Agenda:
We saw two greedy algorithms that both construct the solution by evaluating a greedy choice. But how do we easily identify the choice?
Often times, we can sort the solution choices by our greedy criterion. But this only works if we don't need to recompute the criterion each time we change the solution.
The priority queue is a tree-based data structure that works well with greedy algorithms since it allows for efficient insertions, removals, and updates of items.
For simplicity we'll assume that we are always seeking the minimum-value element from the priority queue. The priority queue ADT needs to support some basic operations:
deleteMin: Identify the element with minimum value and remove it.
insert(x, s): insert a new element $x$ with initial value $s$.
Note that for the static case in which scores don't change, sorting took $O(n\log n)$ work and $O(\log^2 n)$ span.
This suggests that we should aim for $O(\log n)$ work per operation.
The heap property for a tree states that every node in the tree is smaller than either of its children. This means that the root of a tree with the heap property is always the minimum element. So for a binary tree:
We've seen that binary trees that have all possible nodes have logarithmic depth. In lab you will implement a binary heap, which has optimal performance since it is an "almost-complete", and thus balanced, binary tree.
Maintaining the heap property upon insertion or deletion will require time proportional to the depth of the tree because we can swap elements upward or downward, following the path from the modification either upward or downward.
We'll look at a BST alterntaive to maintaining the shape property. We will maintain the heap property, but will not require our trees to be almost-complete.
We will make use of the observation that really, heap operations just require the ability to combine or meld heaps efficiently:
Suppose we wish to meld two heaps $A$ and $B$, with $A$ smaller than $B$.
To meld $A$ and $B$ into a single tree $C$, we need to pick one of them to be the root of $C$.
Suppose we let the root $r_A$ of the smaller tree $A$ be the new root.
If we maintain the left subtree $L_A$ of $r_A$, we can meld $R_A$ and $B$ and make this the right subtree of $r_A$.
This defines a recursive procedure for melding two heaps:
This is a well-defined procedure for melding two heaps, but it is possible to obtain a very long right "spine" of the melded tree. Actually in the worst case we might take $\Theta(|A|+|B|)$ work!
To address this imbalance in our approach, we can do some bookkeeping and use our flexibility in choosing how to orient subtrees left to right.
We will ensure that the tree is always deeper on the left than the right.
The right spine of a binary tree is the path from the root to the rightmost node.

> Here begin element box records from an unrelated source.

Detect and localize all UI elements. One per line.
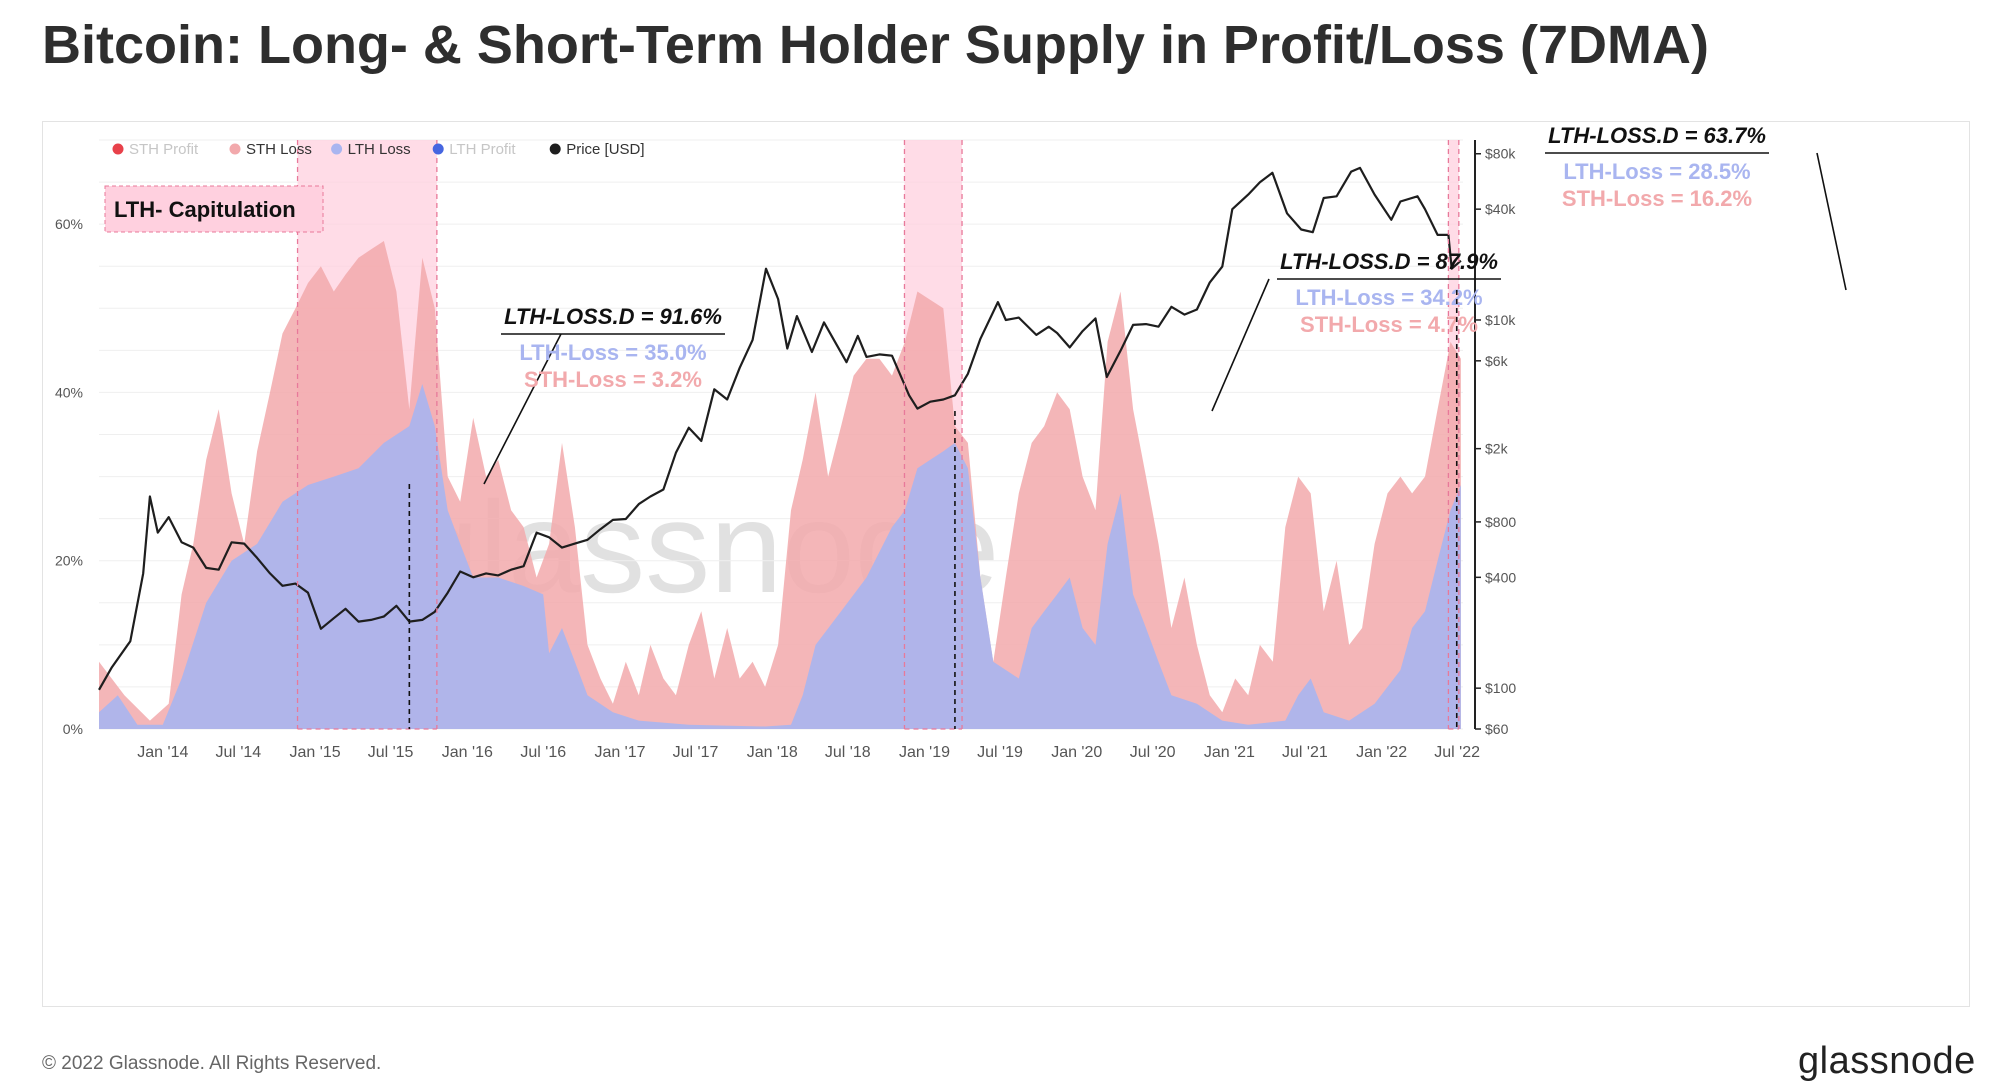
legend-marker [229,143,241,155]
annotation-headline: LTH-LOSS.D = 87.9% [1280,249,1498,274]
x-tick-label: Jul '15 [368,744,414,761]
capitulation-label-text: LTH- Capitulation [114,197,296,222]
x-tick-label: Jan '19 [899,744,950,761]
x-tick-label: Jan '18 [747,744,798,761]
annotation-lth-value: LTH-Loss = 28.5% [1563,159,1750,184]
x-tick-label: Jul '18 [825,744,871,761]
legend-label: STH Loss [246,141,312,158]
x-tick-label: Jan '20 [1051,744,1102,761]
annotation-headline: LTH-LOSS.D = 91.6% [504,304,722,329]
legend-item[interactable]: STH Profit [112,141,200,158]
y-left-tick-label: 40% [55,384,83,400]
area-series-layer [99,241,1461,729]
series-lth-loss-area [99,384,1461,729]
legend-marker [549,143,561,155]
x-tick-label: Jan '21 [1204,744,1255,761]
legend-label: LTH Loss [348,141,411,158]
annotation-lth-value: LTH-Loss = 35.0% [519,340,706,365]
x-tick-label: Jan '14 [137,744,188,761]
y-left-tick-label: 0% [63,721,83,737]
annotation-leader-line [483,333,562,485]
x-tick-label: Jan '22 [1356,744,1407,761]
y-right-tick-label: $400 [1485,569,1516,585]
x-tick-label: Jan '17 [594,744,645,761]
x-tick-label: Jul '20 [1130,744,1176,761]
legend-marker [112,143,124,155]
x-tick-label: Jul '16 [520,744,566,761]
chart-title: Bitcoin: Long- & Short-Term Holder Suppl… [42,15,1709,75]
price-series-layer [98,166,1462,691]
annotation-leader-line [1211,278,1270,412]
annotation-lth-value: LTH-Loss = 34.2% [1295,285,1482,310]
y-right-tick-label: $60 [1485,721,1509,737]
x-tick-label: Jul '22 [1434,744,1480,761]
x-tick-label: Jul '19 [977,744,1023,761]
y-left-tick-label: 60% [55,216,83,232]
y-right-tick-label: $6k [1485,353,1509,369]
y-right-tick-label: $10k [1485,312,1516,328]
legend-item[interactable]: STH Loss [229,141,312,158]
footer-copyright: © 2022 Glassnode. All Rights Reserved. [42,1053,382,1074]
y-right-tick-label: $800 [1485,514,1516,530]
annotation-headline: LTH-LOSS.D = 63.7% [1548,123,1766,148]
annotations-layer: LTH-LOSS.D = 91.6%LTH-Loss = 35.0%STH-Lo… [408,123,1847,729]
y-right-tick-label: $80k [1485,146,1516,162]
chart-svg: glassnode 0%20%40%60%$60$100$400$800$2k$… [55,123,1847,761]
y-right-tick-label: $100 [1485,680,1516,696]
legend[interactable]: STH Profit STH Loss LTH Loss LTH Profit Pric… [112,141,645,158]
y-right-tick-label: $2k [1485,441,1509,457]
annotation-sth-value: STH-Loss = 4.7% [1300,312,1478,337]
footer-logo[interactable]: glassnode [1798,1040,1976,1082]
y-right-tick-label: $40k [1485,201,1516,217]
legend-marker [331,143,343,155]
legend-item[interactable]: LTH Profit [432,141,517,158]
capitulation-borders-layer [296,140,1460,730]
legend-marker [432,143,444,155]
legend-item[interactable]: LTH Loss [331,141,411,158]
axes-layer: 0% 20% 40% 60% $60 $100 $400 $800 $2k $6k $10k $40k… [55,140,1516,761]
x-tick-label: Jan '15 [290,744,341,761]
capitulation-label: LTH- Capitulation [104,185,324,233]
y-left-tick-label: 20% [55,553,83,569]
legend-label: LTH Profit [449,141,516,158]
legend-item[interactable]: Price [USD] [549,141,645,158]
x-tick-label: Jan '16 [442,744,493,761]
legend-label: Price [USD] [566,141,644,158]
series-price-line [98,166,1462,691]
annotation-leader-line [1816,152,1847,291]
annotation-sth-value: STH-Loss = 3.2% [524,367,702,392]
chart-frame: glassnode 0% 20% 40% 60% $60 $100 $400 $800 $2k $… [42,121,1970,1007]
annotation-sth-value: STH-Loss = 16.2% [1562,186,1752,211]
x-tick-label: Jul '14 [215,744,261,761]
x-tick-label: Jul '21 [1282,744,1328,761]
legend-label: STH Profit [129,141,199,158]
x-tick-label: Jul '17 [673,744,719,761]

Let $rank(x)$ be length of the right spine starting at $x$.
Let $L(x)$ be the left child of $x$ and $R(x)$ the right child of $x$.
A leftist heap has the property that for any node $x$ in the heap: $rank(L(x)) \geq rank(R(x))$.

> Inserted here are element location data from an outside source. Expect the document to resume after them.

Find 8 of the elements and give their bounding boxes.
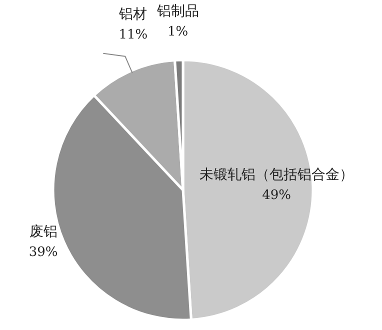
data-label: 11% bbox=[118, 27, 148, 42]
data-label: 49% bbox=[262, 188, 292, 204]
data-label: 39% bbox=[28, 245, 58, 260]
slice-label: 未锻轧铝（包括铝合金） bbox=[200, 167, 354, 184]
data-label: 1% bbox=[167, 24, 188, 40]
slice-label: 铝材 bbox=[118, 6, 148, 22]
slice-label: 铝制品 bbox=[156, 4, 199, 20]
slice-label: 废铝 bbox=[30, 224, 58, 240]
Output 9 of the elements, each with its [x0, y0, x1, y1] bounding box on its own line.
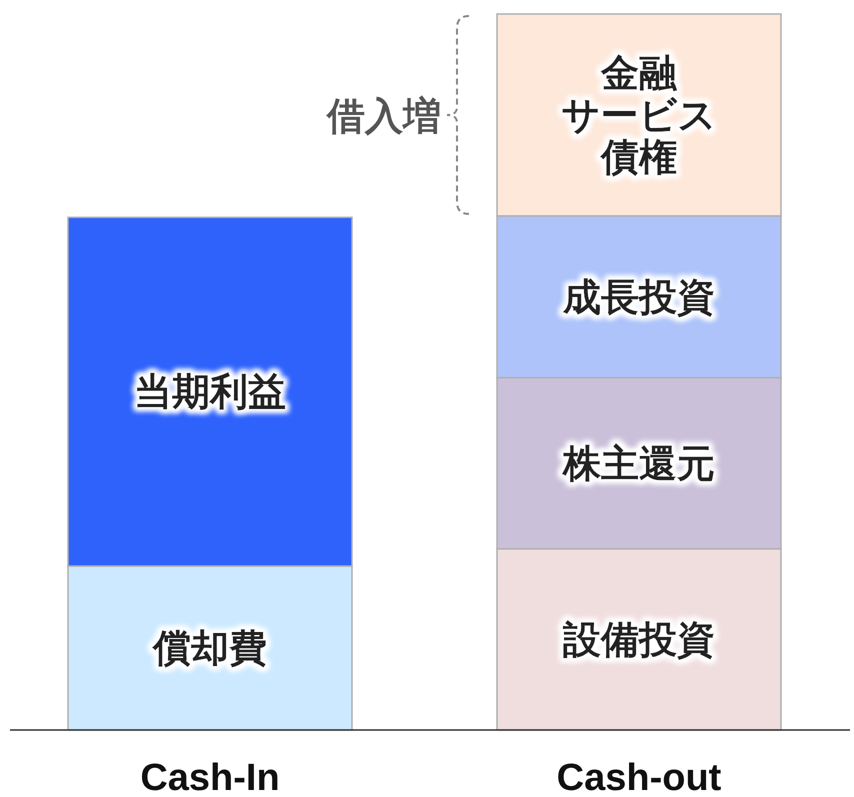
series-label: 当期利益: [134, 372, 286, 414]
annotation: 借入増: [325, 94, 441, 138]
x-tick-label: Cash-out: [556, 757, 722, 797]
series-label: 金融サービス債権: [562, 52, 716, 179]
series-label: 設備投資: [562, 619, 715, 662]
series-label: 償却費: [151, 628, 267, 670]
series-label: 成長投資: [562, 276, 715, 319]
x-tick-label: Cash-In: [140, 757, 280, 797]
series-label: 株主還元: [561, 442, 715, 486]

Of course, a leftist heap could be imbalanced on the left:
Why is this ok?
Meld only traverses the right spine of a tree.
Fortunately, maintaining the leftish property is simple.

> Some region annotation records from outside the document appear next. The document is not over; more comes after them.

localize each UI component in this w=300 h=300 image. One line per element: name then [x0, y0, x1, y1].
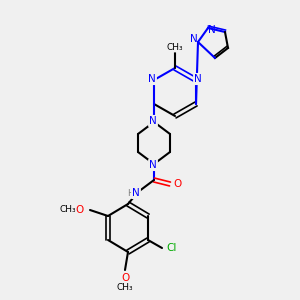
Text: N: N	[149, 160, 157, 170]
Text: O: O	[121, 273, 129, 283]
Text: CH₃: CH₃	[167, 43, 183, 52]
Text: N: N	[149, 116, 157, 126]
Text: Cl: Cl	[167, 243, 177, 253]
Text: CH₃: CH₃	[117, 284, 133, 292]
Text: N: N	[132, 188, 140, 198]
Text: H: H	[128, 188, 134, 197]
Text: CH₃: CH₃	[60, 206, 76, 214]
Text: N: N	[190, 34, 198, 44]
Text: N: N	[194, 74, 202, 84]
Text: N: N	[208, 25, 216, 35]
Text: O: O	[76, 205, 84, 215]
Text: O: O	[173, 179, 181, 189]
Text: N: N	[148, 74, 156, 84]
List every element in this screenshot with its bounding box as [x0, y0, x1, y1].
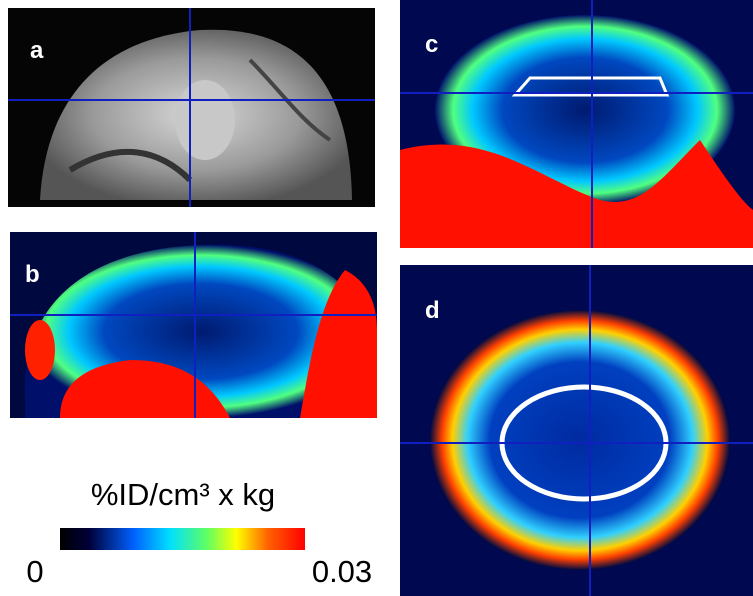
colorbar: %ID/cm³ x kg 0 0.03 [26, 477, 372, 589]
panel-label: c [425, 31, 438, 58]
panel-label: a [30, 37, 44, 64]
colorbar-scale [60, 528, 305, 550]
colorbar-max: 0.03 [312, 554, 372, 589]
panel-b: b [10, 232, 378, 418]
panel-a: a [8, 8, 375, 207]
panel-label: b [25, 261, 40, 288]
panel-label: d [425, 297, 440, 324]
colorbar-min: 0 [26, 554, 43, 589]
panel-d: d [400, 265, 753, 596]
colorbar-title: %ID/cm³ x kg [91, 477, 275, 512]
panel-c: c [400, 0, 753, 248]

The $rank$ measure allows us to enforce the leftish property.
The key idea is that after melding into the right subtree, if the resulting tree has a higher rank than the left subtree, swap them.
meld combines two heaps by recursively melding one into the right subheap of the other.
Does this guarantee logarithmic runtimes?
Theorem: If $A$ and $B$ are leftist heaps, then meld runs in $O(\log |A| + \log |B|)$ work.
The key observation is that the meld operation only advances along the right spine of either $A$ or $B$.
The number of recursive calls will be limited by $rank(A)$ or $rank(B)$.
What is the relationship betweent the size of a leftist heap and its rank?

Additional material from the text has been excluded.